The types of drugs for treatment of alopecia that are approved by the Food and Drug Administration include:
• Minoxidil (Regaine). This over-the-counter (nonprescription) medication is approved for the treatment of androgenetic alopecia and alopecia areata. Minoxidil is a liquid or foam that you rub into your scalp twice daily to grow hair and to prevent further loss. Some people experience some hair regrowth or a slower rate of hair loss or both. Minoxidil is available in a 2 percent solution and in a 5 percent solution.
• New hair resulting from minoxidil use may be thinner and shorter than previous hair. But there can be enough hair growth for some people to hide their bald spots and have them blend with existing hair. New hair stops growing soon after you discontinue the use of minoxidil. It may take 12 weeks for new hair to start growing. If you experience minimal results within six months, your doctor may recommend discontinuing use. Side effects can include irritation of the scalp.
• Finasteride (Propecia). This prescription medication to treat male-pattern baldness is taken daily in pill form.
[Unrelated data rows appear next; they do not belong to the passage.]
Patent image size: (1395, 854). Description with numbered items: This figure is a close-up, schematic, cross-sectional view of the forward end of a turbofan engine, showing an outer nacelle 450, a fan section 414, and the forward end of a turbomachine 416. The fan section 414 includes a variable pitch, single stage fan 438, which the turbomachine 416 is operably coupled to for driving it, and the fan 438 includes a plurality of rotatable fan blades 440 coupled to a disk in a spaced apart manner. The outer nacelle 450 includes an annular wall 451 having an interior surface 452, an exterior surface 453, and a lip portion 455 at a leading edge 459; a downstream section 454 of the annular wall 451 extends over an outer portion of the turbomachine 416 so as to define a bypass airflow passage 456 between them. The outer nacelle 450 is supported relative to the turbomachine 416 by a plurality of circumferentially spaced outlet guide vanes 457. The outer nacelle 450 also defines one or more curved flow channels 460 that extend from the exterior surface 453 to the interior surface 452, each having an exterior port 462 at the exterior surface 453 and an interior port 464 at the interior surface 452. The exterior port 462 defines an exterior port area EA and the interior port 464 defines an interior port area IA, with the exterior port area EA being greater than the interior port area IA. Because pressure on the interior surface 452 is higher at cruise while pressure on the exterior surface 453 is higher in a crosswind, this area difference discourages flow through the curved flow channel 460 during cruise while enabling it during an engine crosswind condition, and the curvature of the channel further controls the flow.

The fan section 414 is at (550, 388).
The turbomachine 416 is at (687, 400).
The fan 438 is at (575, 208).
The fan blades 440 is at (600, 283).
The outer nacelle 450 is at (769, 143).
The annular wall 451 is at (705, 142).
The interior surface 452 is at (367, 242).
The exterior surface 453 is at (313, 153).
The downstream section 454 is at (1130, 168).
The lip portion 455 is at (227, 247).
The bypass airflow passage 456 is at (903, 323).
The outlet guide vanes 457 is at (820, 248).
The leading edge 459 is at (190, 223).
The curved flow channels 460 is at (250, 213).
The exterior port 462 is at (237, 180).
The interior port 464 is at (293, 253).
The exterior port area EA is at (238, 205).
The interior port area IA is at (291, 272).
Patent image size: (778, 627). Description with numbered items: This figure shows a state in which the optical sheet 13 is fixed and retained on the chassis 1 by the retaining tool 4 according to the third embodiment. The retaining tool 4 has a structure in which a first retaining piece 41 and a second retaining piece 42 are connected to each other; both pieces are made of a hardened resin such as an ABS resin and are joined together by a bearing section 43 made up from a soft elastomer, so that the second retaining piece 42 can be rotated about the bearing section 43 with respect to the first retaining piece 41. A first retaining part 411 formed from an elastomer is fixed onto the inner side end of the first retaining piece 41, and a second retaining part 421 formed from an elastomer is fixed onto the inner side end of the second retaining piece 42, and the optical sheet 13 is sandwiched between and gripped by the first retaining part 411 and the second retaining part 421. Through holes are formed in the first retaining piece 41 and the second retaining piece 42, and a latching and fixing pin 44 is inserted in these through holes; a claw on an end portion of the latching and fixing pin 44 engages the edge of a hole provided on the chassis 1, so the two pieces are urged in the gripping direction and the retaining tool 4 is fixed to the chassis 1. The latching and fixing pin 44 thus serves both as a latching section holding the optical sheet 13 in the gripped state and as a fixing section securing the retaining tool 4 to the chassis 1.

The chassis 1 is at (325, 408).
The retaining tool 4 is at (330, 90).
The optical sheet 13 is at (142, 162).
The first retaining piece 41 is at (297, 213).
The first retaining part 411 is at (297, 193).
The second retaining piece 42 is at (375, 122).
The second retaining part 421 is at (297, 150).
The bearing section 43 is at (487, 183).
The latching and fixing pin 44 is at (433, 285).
Many men taking finasteride experience a slowing of hair loss, and some may show some new hair growth. Positive results may take several months. Finasteride works by stopping the conversion of testosterone into dihydrotestosterone (DHT), a hormone that shrinks hair follicles and is an important factor in male hair loss. Rare side effects of finasteride include diminished sex drive and sexual function. As with minoxidil, the benefits of finasteride stop if you stop using it.
• Finasteride is not approved for use by women. In fact, it poses significant danger to women of childbearing age. If you're a pregnant woman, don't even handle crushed or broken finasteride tablets because absorption of the drug may cause serious birth defects in male fetuses.
• Corticosteroids. Injections of cortisone into the scalp can treat alopecia areata. Treatment is usually repeated monthly. Doctors sometimes prescribe corticosteroid pills for extensive hair loss due to alopecia areata. New hair may be visible four weeks after the injection. Ointments and creams also can be used, but they may be less effective than injections.
• Anthralin (Dritho-Scalp). Available as either a cream or an ointment, anthralin is a synthetic, tarry substance that you apply to your scalp and wash off daily. It's typically used to treat psoriasis, but doctors can prescribe it to treat other skin conditions. Anthralin may stimulate new hair growth for cases of alopecia areata. It may take up to 12 weeks for new hair to appear.